The Media Council of Kenya has launched a mobile system to expose rogue journalists in its efforts to promote professionalism in the media industry.
With the new system, one can easily establish the status of any journalist accredited by the Council through a mobile phone thus stop cases of impersonation and bribery.
There have been numerous complaints of people soliciting money in the name of journalists. On many occasions unscrupulous individuals have taken advantage of the situation to harass and get money and other favours from the public.
All you need to get full details of a journalist is sending a text message with the accreditation number of the journalist which is found below the barcode on the front part of the press card to 0715000111.
You will then receive the journalist’s details including the name, media house, position, ID number and the press card’s date of expiry.

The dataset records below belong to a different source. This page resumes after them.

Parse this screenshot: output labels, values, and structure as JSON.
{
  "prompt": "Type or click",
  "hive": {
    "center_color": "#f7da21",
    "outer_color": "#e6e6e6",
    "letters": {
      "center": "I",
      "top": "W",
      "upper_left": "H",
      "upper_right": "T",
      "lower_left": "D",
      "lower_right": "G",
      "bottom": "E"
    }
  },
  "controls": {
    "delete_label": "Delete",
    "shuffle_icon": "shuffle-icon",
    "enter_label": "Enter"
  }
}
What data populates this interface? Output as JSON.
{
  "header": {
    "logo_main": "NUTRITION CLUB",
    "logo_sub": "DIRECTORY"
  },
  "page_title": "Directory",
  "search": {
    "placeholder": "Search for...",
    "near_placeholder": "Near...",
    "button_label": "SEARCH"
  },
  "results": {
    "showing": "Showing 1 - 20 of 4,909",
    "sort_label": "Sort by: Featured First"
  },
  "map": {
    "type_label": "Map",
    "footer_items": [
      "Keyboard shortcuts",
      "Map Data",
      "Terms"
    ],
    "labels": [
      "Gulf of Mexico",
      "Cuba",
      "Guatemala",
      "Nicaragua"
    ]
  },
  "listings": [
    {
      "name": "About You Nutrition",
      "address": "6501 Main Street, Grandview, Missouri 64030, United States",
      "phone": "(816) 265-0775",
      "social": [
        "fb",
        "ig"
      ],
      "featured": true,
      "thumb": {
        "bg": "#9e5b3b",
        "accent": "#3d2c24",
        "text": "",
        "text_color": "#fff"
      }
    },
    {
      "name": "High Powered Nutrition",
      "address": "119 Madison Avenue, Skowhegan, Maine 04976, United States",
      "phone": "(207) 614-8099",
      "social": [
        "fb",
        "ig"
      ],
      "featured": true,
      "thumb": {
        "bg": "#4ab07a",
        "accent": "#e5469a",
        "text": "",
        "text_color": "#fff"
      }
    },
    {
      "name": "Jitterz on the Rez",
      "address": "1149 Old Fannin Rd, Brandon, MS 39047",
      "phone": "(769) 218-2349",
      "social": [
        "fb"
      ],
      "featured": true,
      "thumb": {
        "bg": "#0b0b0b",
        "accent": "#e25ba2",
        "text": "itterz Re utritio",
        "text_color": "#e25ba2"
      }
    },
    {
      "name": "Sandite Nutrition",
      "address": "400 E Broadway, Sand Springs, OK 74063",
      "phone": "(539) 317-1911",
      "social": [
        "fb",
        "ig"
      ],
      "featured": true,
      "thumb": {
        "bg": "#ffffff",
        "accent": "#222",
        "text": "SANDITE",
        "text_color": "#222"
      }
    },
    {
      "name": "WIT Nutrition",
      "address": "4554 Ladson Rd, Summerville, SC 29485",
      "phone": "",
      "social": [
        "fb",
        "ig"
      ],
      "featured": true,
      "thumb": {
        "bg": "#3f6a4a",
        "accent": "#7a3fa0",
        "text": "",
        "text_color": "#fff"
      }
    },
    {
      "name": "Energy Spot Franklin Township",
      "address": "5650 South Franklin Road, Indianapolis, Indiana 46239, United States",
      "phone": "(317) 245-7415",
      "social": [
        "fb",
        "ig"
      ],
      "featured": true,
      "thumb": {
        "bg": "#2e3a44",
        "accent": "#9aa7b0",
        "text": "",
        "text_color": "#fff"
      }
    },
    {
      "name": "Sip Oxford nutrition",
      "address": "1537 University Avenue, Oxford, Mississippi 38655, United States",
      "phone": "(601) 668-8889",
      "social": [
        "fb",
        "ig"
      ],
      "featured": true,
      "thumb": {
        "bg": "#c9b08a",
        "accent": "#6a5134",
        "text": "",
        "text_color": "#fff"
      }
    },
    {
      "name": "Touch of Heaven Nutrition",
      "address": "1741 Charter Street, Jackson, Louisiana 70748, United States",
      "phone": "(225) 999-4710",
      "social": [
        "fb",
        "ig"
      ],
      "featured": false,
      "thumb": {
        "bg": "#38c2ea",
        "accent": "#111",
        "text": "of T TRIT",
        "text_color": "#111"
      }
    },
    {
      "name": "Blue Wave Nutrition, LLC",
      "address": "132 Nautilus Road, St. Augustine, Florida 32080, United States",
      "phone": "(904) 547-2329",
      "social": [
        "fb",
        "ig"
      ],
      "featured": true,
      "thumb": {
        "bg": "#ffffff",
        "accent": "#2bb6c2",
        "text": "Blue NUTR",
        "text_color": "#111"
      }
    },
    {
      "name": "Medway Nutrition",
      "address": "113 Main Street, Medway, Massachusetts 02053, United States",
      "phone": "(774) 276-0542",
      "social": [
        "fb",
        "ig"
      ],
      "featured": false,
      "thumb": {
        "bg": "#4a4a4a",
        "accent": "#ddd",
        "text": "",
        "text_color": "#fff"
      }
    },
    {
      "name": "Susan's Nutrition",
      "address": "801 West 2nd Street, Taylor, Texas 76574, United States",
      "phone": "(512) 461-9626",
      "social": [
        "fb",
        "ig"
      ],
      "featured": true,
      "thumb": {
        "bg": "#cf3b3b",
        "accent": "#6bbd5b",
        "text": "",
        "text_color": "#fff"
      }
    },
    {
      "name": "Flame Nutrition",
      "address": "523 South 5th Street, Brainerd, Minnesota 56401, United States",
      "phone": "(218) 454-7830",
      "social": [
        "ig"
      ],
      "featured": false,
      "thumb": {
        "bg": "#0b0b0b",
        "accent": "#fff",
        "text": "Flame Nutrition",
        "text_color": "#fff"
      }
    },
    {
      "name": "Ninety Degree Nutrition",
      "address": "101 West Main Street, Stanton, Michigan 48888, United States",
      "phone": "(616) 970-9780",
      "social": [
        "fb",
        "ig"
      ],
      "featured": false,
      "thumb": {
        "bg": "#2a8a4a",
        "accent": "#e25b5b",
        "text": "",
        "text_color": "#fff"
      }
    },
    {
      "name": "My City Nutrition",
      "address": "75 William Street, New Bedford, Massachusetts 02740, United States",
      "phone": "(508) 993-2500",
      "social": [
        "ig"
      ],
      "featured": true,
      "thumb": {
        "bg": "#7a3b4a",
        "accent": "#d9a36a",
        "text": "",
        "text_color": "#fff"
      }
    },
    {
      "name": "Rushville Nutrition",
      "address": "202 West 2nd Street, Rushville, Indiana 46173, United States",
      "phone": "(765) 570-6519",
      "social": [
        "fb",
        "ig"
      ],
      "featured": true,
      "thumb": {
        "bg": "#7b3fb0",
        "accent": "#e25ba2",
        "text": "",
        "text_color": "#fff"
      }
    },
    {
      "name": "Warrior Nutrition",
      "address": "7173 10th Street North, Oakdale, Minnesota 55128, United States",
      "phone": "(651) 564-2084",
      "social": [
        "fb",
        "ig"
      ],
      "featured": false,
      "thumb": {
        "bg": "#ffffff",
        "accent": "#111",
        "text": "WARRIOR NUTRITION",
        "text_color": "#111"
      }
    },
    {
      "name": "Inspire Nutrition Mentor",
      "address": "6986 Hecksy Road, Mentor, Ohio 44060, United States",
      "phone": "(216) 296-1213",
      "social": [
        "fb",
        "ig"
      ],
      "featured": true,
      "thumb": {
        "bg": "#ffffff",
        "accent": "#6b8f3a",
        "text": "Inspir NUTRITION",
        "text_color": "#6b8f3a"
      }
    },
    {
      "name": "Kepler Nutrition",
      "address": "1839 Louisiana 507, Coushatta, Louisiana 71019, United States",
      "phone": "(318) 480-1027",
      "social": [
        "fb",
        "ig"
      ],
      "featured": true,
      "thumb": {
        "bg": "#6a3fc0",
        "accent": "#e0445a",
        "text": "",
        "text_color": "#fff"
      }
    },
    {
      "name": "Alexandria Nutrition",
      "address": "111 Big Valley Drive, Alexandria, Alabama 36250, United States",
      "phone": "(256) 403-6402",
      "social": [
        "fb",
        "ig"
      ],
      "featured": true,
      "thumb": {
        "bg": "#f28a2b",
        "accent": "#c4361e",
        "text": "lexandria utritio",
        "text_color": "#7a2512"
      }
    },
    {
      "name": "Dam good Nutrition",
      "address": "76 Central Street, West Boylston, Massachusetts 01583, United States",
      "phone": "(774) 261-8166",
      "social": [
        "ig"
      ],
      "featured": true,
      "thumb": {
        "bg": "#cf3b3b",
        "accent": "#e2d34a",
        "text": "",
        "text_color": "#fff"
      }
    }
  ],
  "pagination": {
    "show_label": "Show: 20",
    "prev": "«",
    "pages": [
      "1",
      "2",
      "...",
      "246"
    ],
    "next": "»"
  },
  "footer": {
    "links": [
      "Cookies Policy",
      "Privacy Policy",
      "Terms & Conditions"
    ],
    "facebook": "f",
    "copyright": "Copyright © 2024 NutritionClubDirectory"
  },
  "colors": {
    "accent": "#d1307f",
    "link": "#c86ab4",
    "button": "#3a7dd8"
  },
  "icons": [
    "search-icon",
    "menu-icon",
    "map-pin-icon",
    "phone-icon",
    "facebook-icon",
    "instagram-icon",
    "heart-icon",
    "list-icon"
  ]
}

Launching the new system on Wednesday, at Aga Khan University Graduate school of Media, Arthur Okwemba, Treasurer, Kenya Editors Guild said the number will help root out fake journalists from the system.
“The launch of this number (0715000111) is extremely important for the media industry as it will help differentiate between genuine and fake journalists,
He also urged public to cross check with the system in case they encounter journalists who demand for bribes in their line of duty.
“If a journalist asks for money from you just note the press card number, retrieve his details then pick it up with the media council and his or her supervisors,” said Mr. Okwemba.
Media Council of Kenya Chief Executive Officer, Dr. Haron Mwangi the new number will help differentiate between quack and genuine journalists in the market.
“We have so many media workers who are not accredited by the Media Council or who are not trained nor working for any media house… we needt to isolatwe culprits who spoil the good name of journalism,” said Dr. Haron.
Jane Godia, Managing Editor, African Woman and Child feature Service, said some people masquerade as journalists yet their intention in attending events is to steal.
“Now that we have a number we can use to confirm if a journalist is genuine, it will help those who deal with journalists to identify masqueraders,” said Ms Godia.
To seal loopholes in the accreditation system, the Council has been cleaning its database of registered journalists in conjunction with media stakeholders.
So far the Council has accredited over 5000 journalists. Out of these, only 2500 are active meaning the rest have either opted out of the industry or are yet to renew their press cards.
Journalists are required by law to renew press cards annually. Local journalists pay sh2000, foreign journalists, sh5000 and student sh300. To replace a lost press card one pays sh300.